Kwansub Yun

Posted on Apr 28 • Originally published at flamehaven.space

How Do You Trust the AI Auditor? STEM-AI v1.1.2 and Memory-Contracted Bio-AI Audits

#bioinformatics #medicalai #aigovernance #ai

Previous article:
How Auditing 10 Bio-AI Repositories Shaped STEM-AI

In the first STEM-AI write-up, I described what happened after auditing 10 open-source bio/medical AI repositories.

The important lesson was not just that some repositories lacked clinical disclaimers, tests, or governance artifacts.

The more useful lesson was this:

Text-only review is too weak for bio/medical AI. You have to inspect the code path.

That worked.

But it exposed the next problem.

If an AI system is auditing another AI or bioinformatics repository, how do you trust the auditor?

LLMs drift.
One session can enforce a clinical boundary strictly.
Another can invent a generous middle score for the same boundary case.
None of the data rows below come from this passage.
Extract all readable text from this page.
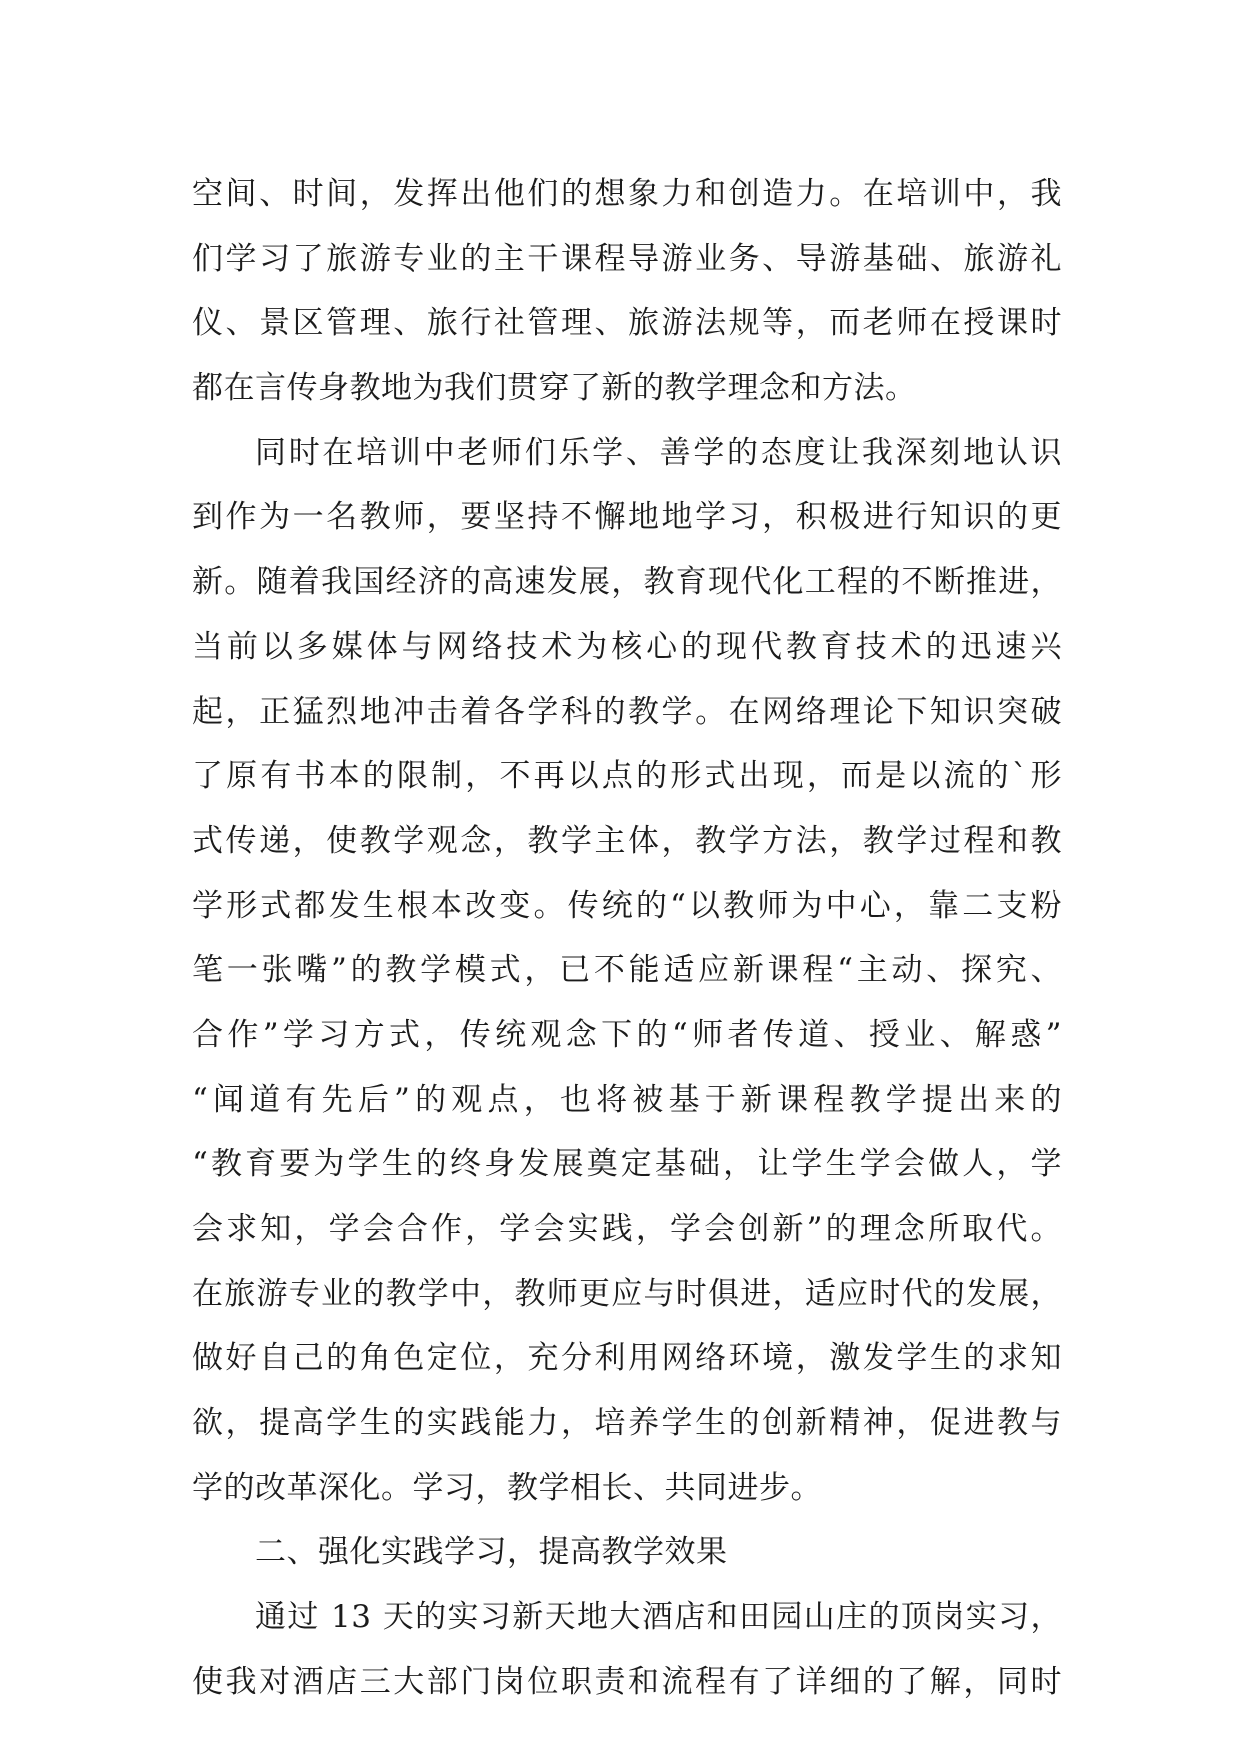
空间、时间，发挥出他们的想象力和创造力。在培训中，我
们学习了旅游专业的主干课程导游业务、导游基础、旅游礼
仪、景区管理、旅行社管理、旅游法规等，而老师在授课时
都在言传身教地为我们贯穿了新的教学理念和方法。
同时在培训中老师们乐学、善学的态度让我深刻地认识
到作为一名教师，要坚持不懈地地学习，积极进行知识的更
新。随着我国经济的高速发展，教育现代化工程的不断推进，
当前以多媒体与网络技术为核心的现代教育技术的迅速兴
起，正猛烈地冲击着各学科的教学。在网络理论下知识突破
了原有书本的限制，不再以点的形式出现，而是以流的`形
式传递，使教学观念，教学主体，教学方法，教学过程和教
学形式都发生根本改变。传统的“以教师为中心，靠二支粉
笔一张嘴”的教学模式，已不能适应新课程“主动、探究、
合作”学习方式，传统观念下的“师者传道、授业、解惑”
“闻道有先后”的观点，也将被基于新课程教学提出来的
“教育要为学生的终身发展奠定基础，让学生学会做人，学
会求知，学会合作，学会实践，学会创新”的理念所取代。
在旅游专业的教学中，教师更应与时俱进，适应时代的发展，
做好自己的角色定位，充分利用网络环境，激发学生的求知
欲，提高学生的实践能力，培养学生的创新精神，促进教与
学的改革深化。学习，教学相长、共同进步。
二、强化实践学习，提高教学效果
通过 13 天的实习新天地大酒店和田园山庄的顶岗实习，
使我对酒店三大部门岗位职责和流程有了详细的了解，同时
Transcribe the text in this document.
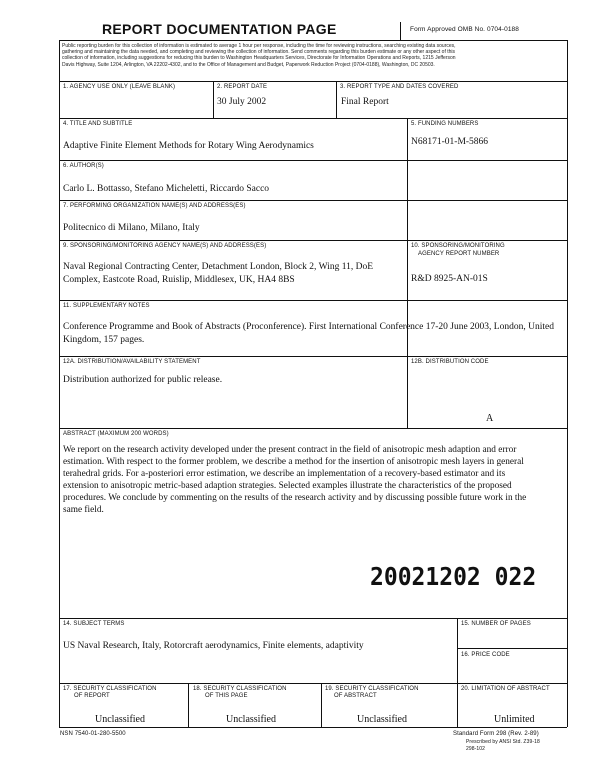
REPORT DOCUMENTATION PAGE	Form Approved OMB No. 0704-0188
Public reporting burden for this collection of information is estimated to average 1 hour per response, including the time for reviewing instructions, searching existing data sources,
gathering and maintaining the data needed, and completing and reviewing the collection of information. Send comments regarding this burden estimate or any other aspect of this
collection of information, including suggestions for reducing this burden to Washington Headquarters Services, Directorate for Information Operations and Reports, 1215 Jefferson
Davis Highway, Suite 1204, Arlington, VA 22202-4302, and to the Office of Management and Budget, Paperwork Reduction Project (0704-0188), Washington, DC 20503.
1. AGENCY USE ONLY (LEAVE BLANK)	2. REPORT DATE
30 July 2002
3. REPORT TYPE AND DATES COVERED
Final Report
4. TITLE AND SUBTITLE
Adaptive Finite Element Methods for Rotary Wing Aerodynamics
5. FUNDING NUMBERS
N68171-01-M-5866
6. AUTHOR(S)
Carlo L. Bottasso, Stefano Micheletti, Riccardo Sacco
7. PERFORMING ORGANIZATION NAME(S) AND ADDRESS(ES)
Politecnico di Milano, Milano, Italy
9. SPONSORING/MONITORING AGENCY NAME(S) AND ADDRESS(ES)
Naval Regional Contracting Center, Detachment London, Block 2, Wing 11, DoE
Complex, Eastcote Road, Ruislip, Middlesex, UK, HA4 8BS
10. SPONSORING/MONITORING
AGENCY REPORT NUMBER
R&D 8925-AN-01S
11. SUPPLEMENTARY NOTES
Conference Programme and Book of Abstracts (Proconference). First International Conference 17-20 June 2003, London, United
Kingdom, 157 pages.
12A. DISTRIBUTION/AVAILABILITY STATEMENT
Distribution authorized for public release.
12B. DISTRIBUTION CODE
A
ABSTRACT (MAXIMUM 200 WORDS)
We report on the research activity developed under the present contract in the field of anisotropic mesh adaption and error
estimation. With respect to the former problem, we describe a method for the insertion of anisotropic mesh layers in general
terahedral grids. For a-posteriori error estimation, we describe an implementation of a recovery-based estimator and its
extension to anisotropic metric-based adaption strategies. Selected examples illustrate the characteristics of the proposed
procedures. We conclude by commenting on the results of the research activity and by discussing possible future work in the
same field.
20021202 022
14. SUBJECT TERMS
US Naval Research, Italy, Rotorcraft aerodynamics, Finite elements, adaptivity
15. NUMBER OF PAGES
16. PRICE CODE
17. SECURITY CLASSIFICATION
OF REPORT
Unclassified
18. SECURITY CLASSIFICATION
OF THIS PAGE
Unclassified
19. SECURITY CLASSIFICATION
OF ABSTRACT
Unclassified
20. LIMITATION OF ABSTRACT
Unlimited
NSN 7540-01-280-5500	Standard Form 298 (Rev. 2-89)
Prescribed by ANSI Std. Z39-18
298-102
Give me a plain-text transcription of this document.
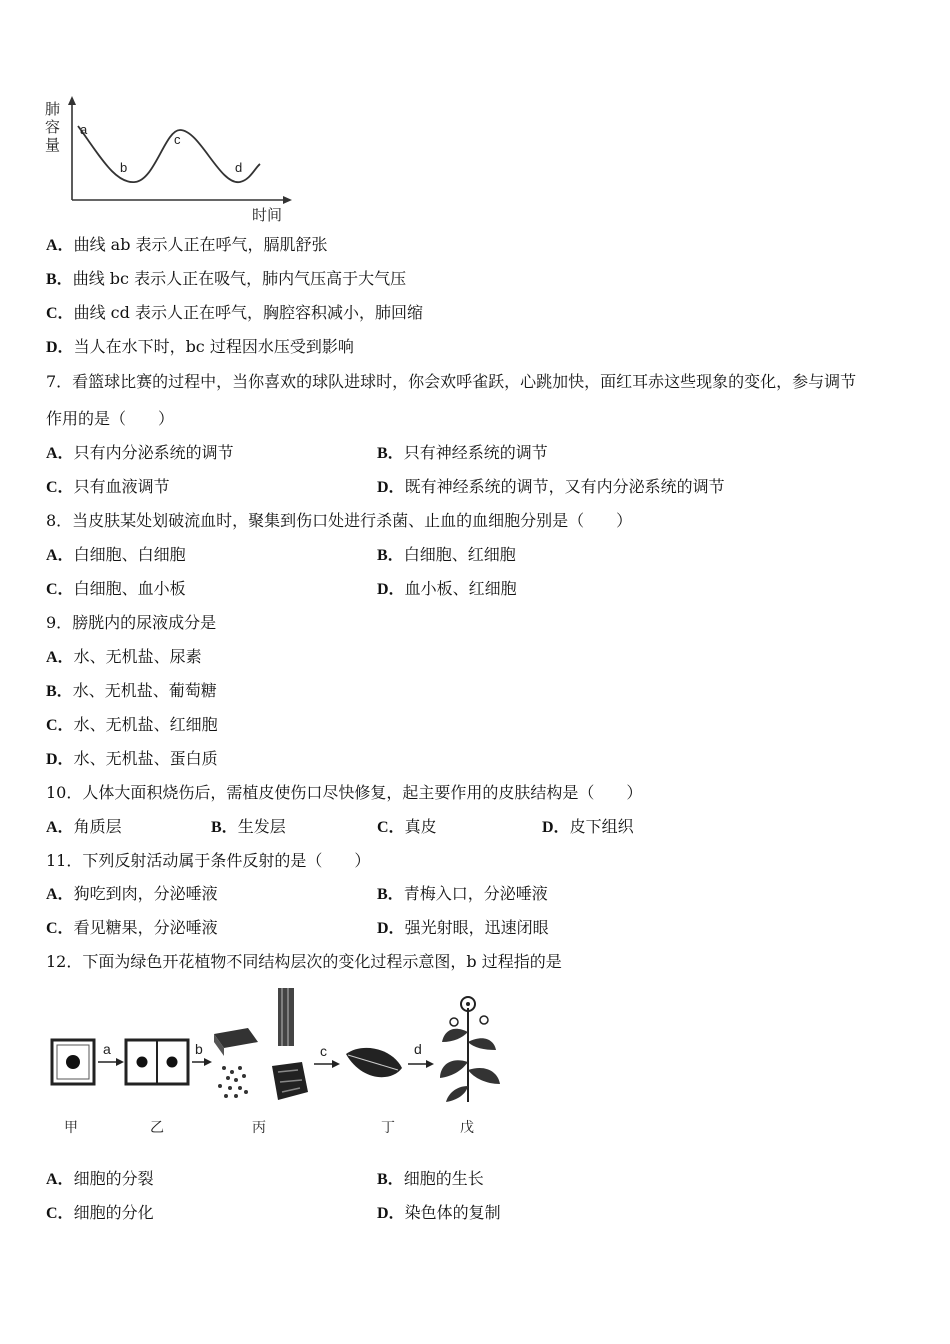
肺
容
量
a
b
c
d
时间
A．曲线 ab 表示人正在呼气，膈肌舒张
B．曲线 bc 表示人正在吸气，肺内气压高于大气压
C．曲线 cd 表示人正在呼气，胸腔容积减小，肺回缩
D．当人在水下时，bc 过程因水压受到影响
7．看篮球比赛的过程中，当你喜欢的球队进球时，你会欢呼雀跃，心跳加快，面红耳赤这些现象的变化，参与调节
作用的是（　　）
A．只有内分泌系统的调节	B．只有神经系统的调节
C．只有血液调节	D．既有神经系统的调节，又有内分泌系统的调节
8．当皮肤某处划破流血时，聚集到伤口处进行杀菌、止血的血细胞分别是（　　）
A．白细胞、白细胞	B．白细胞、红细胞
C．白细胞、血小板	D．血小板、红细胞
9．膀胱内的尿液成分是
A．水、无机盐、尿素
B．水、无机盐、葡萄糖
C．水、无机盐、红细胞
D．水、无机盐、蛋白质
10．人体大面积烧伤后，需植皮使伤口尽快修复，起主要作用的皮肤结构是（　　）
A．角质层	B．生发层	C．真皮	D．皮下组织
11．下列反射活动属于条件反射的是（　　）
A．狗吃到肉，分泌唾液	B．青梅入口，分泌唾液
C．看见糖果，分泌唾液	D．强光射眼，迅速闭眼
12．下面为绿色开花植物不同结构层次的变化过程示意图，b 过程指的是
a	b	c	d
甲	乙	丙	丁	戊
A．细胞的分裂	B．细胞的生长
C．细胞的分化	D．染色体的复制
In normal software review, that is annoying. In medical AI governance, it is a liability.

STEM-AI v1.1.2 is my answer to that problem.

It does not try to make the LLM deterministic by writing a longer prompt.

It binds the audit to a memory contract.

What v1.1.2 adds

STEM-AI v1.1.2 introduces MICA: Memory-Injected Contract Architecture.

The idea is simple:

before the auditor reads the target repository, it must load a fixed audit contract and self-check the rules it is not allowed to bend.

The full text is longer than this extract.